7. Don’t forget property damage. Most people know that a negligent driver’s insurance should pay for the repairs to their vehicle, but many are unaware that an insurance company may also be responsible for the “diminished value” of their vehicle. Any automobile accident reported to an insurance company will appear on Carfax or a similar vehicle history report, which will decrease the resale value of your vehicle. In Virginia, you are entitled to recover for this diminishment. This can be a valuable component of your settlement if you drive a new vehicle.

Be leery of large “assembly line” law firms who offer to get your case settled fast.  A good attorney thoroughly investigates your case, considering every aspect by which to maximize your recovery for your injuries.  If an attorney promises to turn your case around for you on a dime you may want to look for another attorney.

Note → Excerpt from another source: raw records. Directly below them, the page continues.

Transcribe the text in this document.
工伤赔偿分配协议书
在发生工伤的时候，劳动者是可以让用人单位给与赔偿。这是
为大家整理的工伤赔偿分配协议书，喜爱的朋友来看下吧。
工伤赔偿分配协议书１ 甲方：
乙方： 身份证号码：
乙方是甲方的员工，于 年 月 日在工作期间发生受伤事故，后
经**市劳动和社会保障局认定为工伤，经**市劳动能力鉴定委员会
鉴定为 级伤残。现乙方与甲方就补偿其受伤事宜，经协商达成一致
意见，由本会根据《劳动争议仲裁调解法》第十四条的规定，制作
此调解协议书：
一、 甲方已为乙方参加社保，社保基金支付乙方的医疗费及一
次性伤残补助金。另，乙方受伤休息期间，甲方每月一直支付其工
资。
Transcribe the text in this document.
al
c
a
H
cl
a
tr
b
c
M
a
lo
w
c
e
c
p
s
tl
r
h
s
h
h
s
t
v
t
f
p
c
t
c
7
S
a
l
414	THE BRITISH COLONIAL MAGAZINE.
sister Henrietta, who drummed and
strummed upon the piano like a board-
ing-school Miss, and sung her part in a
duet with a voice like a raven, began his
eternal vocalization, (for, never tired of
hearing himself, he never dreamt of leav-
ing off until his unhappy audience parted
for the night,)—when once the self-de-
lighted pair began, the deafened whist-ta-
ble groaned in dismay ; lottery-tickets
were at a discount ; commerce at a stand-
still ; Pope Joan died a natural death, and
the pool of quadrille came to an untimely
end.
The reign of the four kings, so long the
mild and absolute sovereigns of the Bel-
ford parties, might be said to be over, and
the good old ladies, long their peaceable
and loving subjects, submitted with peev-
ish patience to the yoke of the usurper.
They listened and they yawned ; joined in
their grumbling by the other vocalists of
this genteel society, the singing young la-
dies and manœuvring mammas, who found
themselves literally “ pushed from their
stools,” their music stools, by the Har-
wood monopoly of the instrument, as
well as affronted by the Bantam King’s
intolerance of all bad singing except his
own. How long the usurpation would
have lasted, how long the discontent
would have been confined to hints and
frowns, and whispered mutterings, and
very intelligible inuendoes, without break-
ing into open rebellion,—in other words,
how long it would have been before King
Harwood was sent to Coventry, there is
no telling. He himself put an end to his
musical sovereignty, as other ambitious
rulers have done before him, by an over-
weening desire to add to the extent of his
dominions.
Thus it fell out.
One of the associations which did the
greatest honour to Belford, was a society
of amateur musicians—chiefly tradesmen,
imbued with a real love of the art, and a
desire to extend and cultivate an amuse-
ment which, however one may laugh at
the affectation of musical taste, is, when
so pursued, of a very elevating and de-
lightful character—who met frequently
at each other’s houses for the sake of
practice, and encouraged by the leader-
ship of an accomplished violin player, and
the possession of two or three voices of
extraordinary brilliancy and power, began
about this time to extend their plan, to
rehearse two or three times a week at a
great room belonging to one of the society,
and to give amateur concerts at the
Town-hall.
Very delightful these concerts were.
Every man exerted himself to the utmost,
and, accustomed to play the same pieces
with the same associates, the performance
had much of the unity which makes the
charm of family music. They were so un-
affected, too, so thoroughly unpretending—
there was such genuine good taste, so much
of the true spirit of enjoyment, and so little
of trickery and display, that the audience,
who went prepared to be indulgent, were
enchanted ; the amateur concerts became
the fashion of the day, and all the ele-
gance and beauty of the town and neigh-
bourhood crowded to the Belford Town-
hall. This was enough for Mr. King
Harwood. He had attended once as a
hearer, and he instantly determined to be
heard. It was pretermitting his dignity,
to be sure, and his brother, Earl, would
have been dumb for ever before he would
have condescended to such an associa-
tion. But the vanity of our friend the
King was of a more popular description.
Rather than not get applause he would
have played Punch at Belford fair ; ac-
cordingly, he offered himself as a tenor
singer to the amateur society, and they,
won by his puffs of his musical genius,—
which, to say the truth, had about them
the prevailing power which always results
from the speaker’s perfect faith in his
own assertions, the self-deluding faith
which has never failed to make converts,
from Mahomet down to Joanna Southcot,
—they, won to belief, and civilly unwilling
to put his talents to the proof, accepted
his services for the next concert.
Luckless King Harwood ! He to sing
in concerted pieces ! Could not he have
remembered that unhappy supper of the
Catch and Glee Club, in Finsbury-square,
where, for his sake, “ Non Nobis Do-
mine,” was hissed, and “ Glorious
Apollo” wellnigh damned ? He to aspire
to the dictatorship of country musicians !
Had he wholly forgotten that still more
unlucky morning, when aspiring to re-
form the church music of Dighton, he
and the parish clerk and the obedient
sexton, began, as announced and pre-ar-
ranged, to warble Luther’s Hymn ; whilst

9.    When you do choose an attorney, remember that negotiation and litigation, if necessary, are slow processes, with several moving parts; your attorney will have to deal, at a minimum, with insurance companies, medical providers, other attorneys, and the court, all of which have other matters demanding their attention. 

10.    Do not lie to your attorney. Don’t lie at all. 

11. Call your insurance agent to learn what coverage you’ve actually got. You can bet that many of the happy texters sharing the roadways with you will have only the minimum insurance coverage required by Va. Code § 46.2-472. Make sure your policy includes un- or under-insured coverage to protect you against the double irresponsibility of these drivers. Personal Injury Protection (PIP) and Medical Payments Coverage (medpay) afford extra protection. It would of course be better to make this call before you’re involved in a wreck.